To Say ‘Deep Water’ is a Great Read is Selling it Short

Dan Grossman

How high and how fast will sea level rise? It’s a hugely important question: the ocean is creeping ever higher thanks to global warming, posing a growing threat to life and property all over the world. The current consensus says sea level should go up another 3 feet or so by 2100, a disastrous enough scenario that would put many millions of people at risk in the U.S. alone. But some experts suggest the rise could be as much as 16 feet, which could make cities — including New York, Shanghai and Mumbai — virtually unlivable.
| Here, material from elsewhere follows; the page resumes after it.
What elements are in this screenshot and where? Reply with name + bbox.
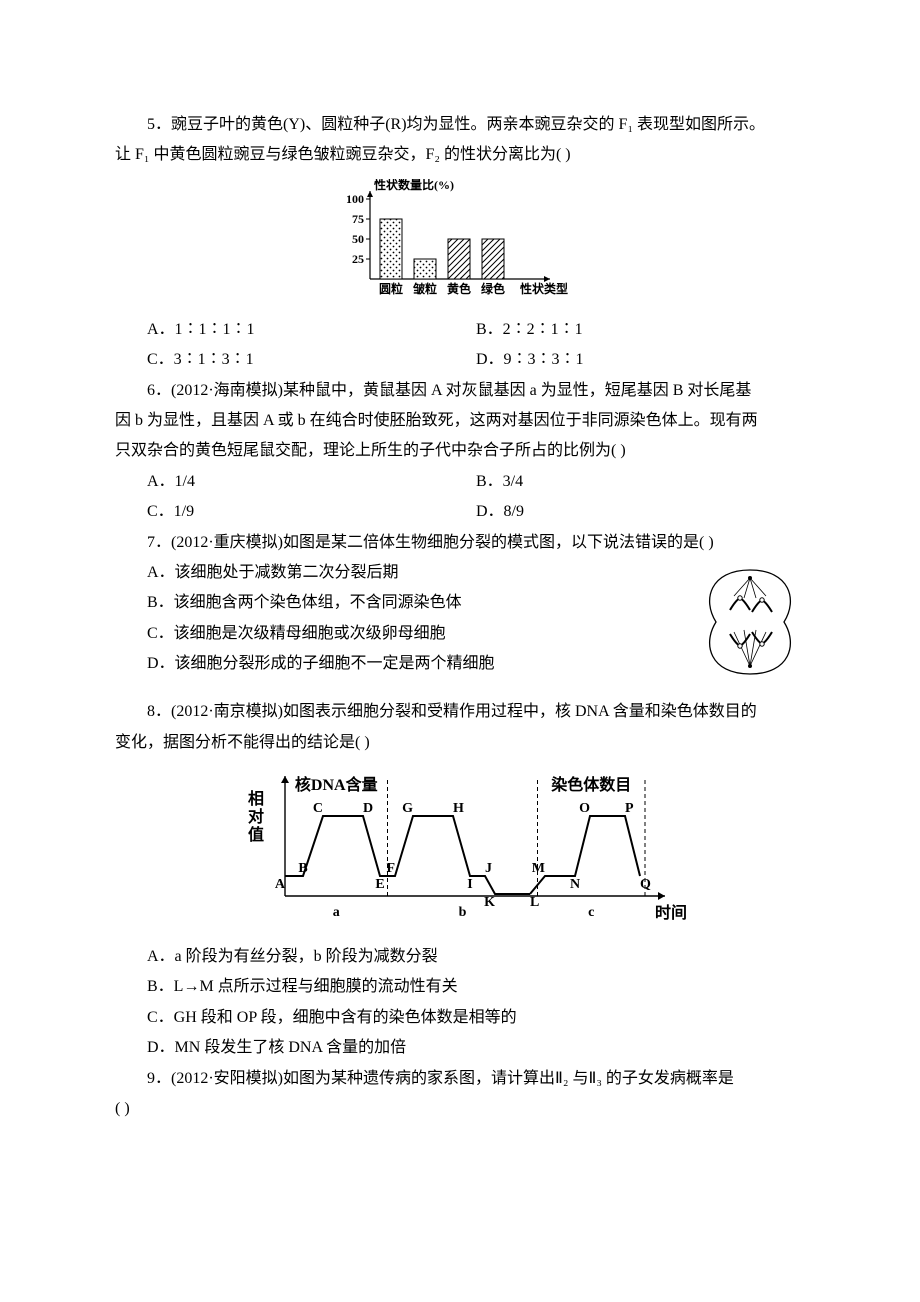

Its obviously important to nail down the number, and one way scientists do that is to look to the past, to see how climate and sea level matched up during ancient episodes of warming and cooling. It’s the search for ancient shorelines that’s at the core of Deep Water, a terrific new e-book by veteran journalist Dan Grossman. The central narrative involves a research expedition across Australia led by Maureen Raymo, a scientist based at Columbia University’s Lamont-Doherty Earth Observatory. Grossman traveled with Raymo and her crew for a month, getting to know the scientists and learning about what they do, how they do it, and why it’s so important.

What makes the book so extraordinary is not simply the writing, which is pretty great. This isn’t just a plain-text Kindle-type ebook, however (although you can get it in that form if you prefer). It’s a full-fledged multimedia production that includes video (Grossman is an accomplished videographer), slide shows, maps and more. The multimedia version is only available on the iPhone, iPad and iPod at this point, and you have to download the Tedbooks app to get it.

At $2.99, it’s more than worth it. You’ll truly understand why rising seas are such a big deal, and you’ll be hugely entertained along the way.